It has been 10 years since the world adopted the United Nations Protocol that guides the U.S. global response to modern slavery.
It has been 10 years since the world adopted the United Nations Protocol that guides the U.S. global response to modern slavery. In the United States, the Trafficking Victims Protection Act of 2000 mandates that human trafficking must be confronted by working for more and better prosecutions, increased victim protection, and ultimately, prevention of this heinous crime.
One-hundred thirty seven countries are parties to the U.N. protocol. Luis CdeBaca is U.S. Ambassador-at-large with the Office to Monitor and Combat Trafficking in Persons. He said new laws have been adopted around the world. Thousands of victims have been helped, and we have seen thousands of arrests and prosecutions that would never have been brought without the legal and policy achievements of the last decade.

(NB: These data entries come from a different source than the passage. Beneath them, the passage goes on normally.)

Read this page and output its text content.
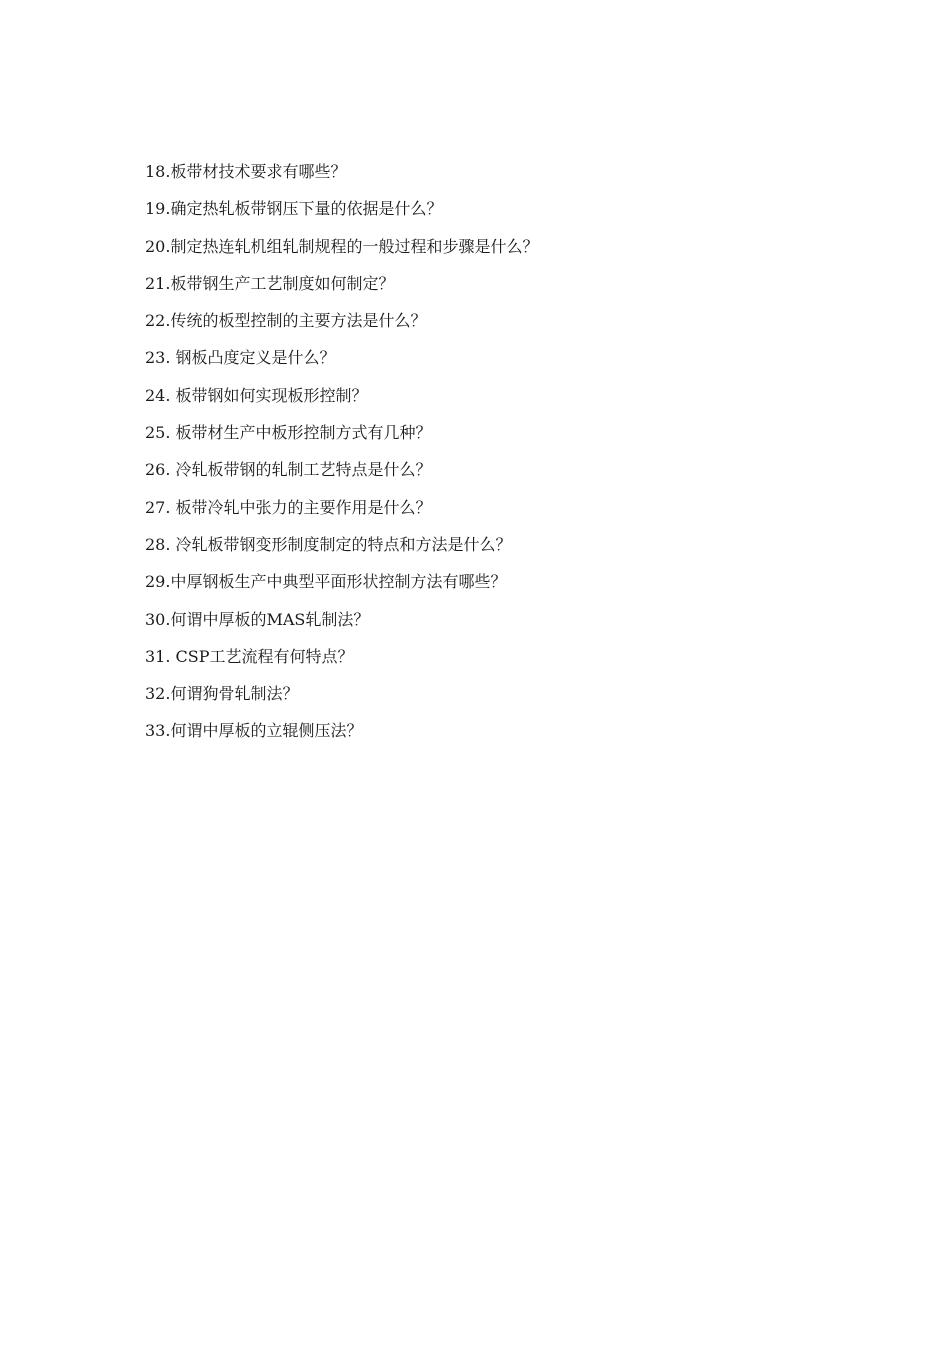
18.板带材技术要求有哪些？
19.确定热轧板带钢压下量的依据是什么？
20.制定热连轧机组轧制规程的一般过程和步骤是什么？
21.板带钢生产工艺制度如何制定？
22.传统的板型控制的主要方法是什么？
23. 钢板凸度定义是什么？
24. 板带钢如何实现板形控制？
25. 板带材生产中板形控制方式有几种？
26. 冷轧板带钢的轧制工艺特点是什么？
27. 板带冷轧中张力的主要作用是什么？
28. 冷轧板带钢变形制度制定的特点和方法是什么？
29.中厚钢板生产中典型平面形状控制方法有哪些？
30.何谓中厚板的MAS轧制法？
31. CSP工艺流程有何特点？
32.何谓狗骨轧制法？
33.何谓中厚板的立辊侧压法？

Nevertheless, much still needs to be done. According to the latest International Labor Organization Report, at least 12.3 million adults and children at any time are in forced labor and sexual servitude. There are at least 1.39 million victims of sex trafficking, both national and transnational. And the data indicates that 56 percent of forced labor victims are women and girls.
The U.S. Department of Justice continues to lead the world in its prosecutions of all forms of traffickers and work with its staff at home and abroad on the collective mandate to stop modern-day slavery. At the same time, the U.S. is reaching out to its international partners in the public and private sector.
In the aftermath of natural disasters, like in Haiti, the U.S. helps NGOs register unaccompanied and separated children, educating citizens about the risks of giving away children in times of crisis, rebuilding the capacity of local non-governmental organizations, or NGOS, and tracing and reuniting families.
The U.S. also partners with foreign governments to have investigators, prosecutors, law enforcement victim-witness coordinators, and non-governmental victim advocates collaborate so that investigations are sensitive to the needs of the most vulnerable victims – women and children.
"Fighting trafficking," said Ambassador CdeBaca, "is about fighting modern slavery. ... At its core, combating trafficking in persons is about prevention, and to be clear strong prosecution and victim protection are critical to effective prevention."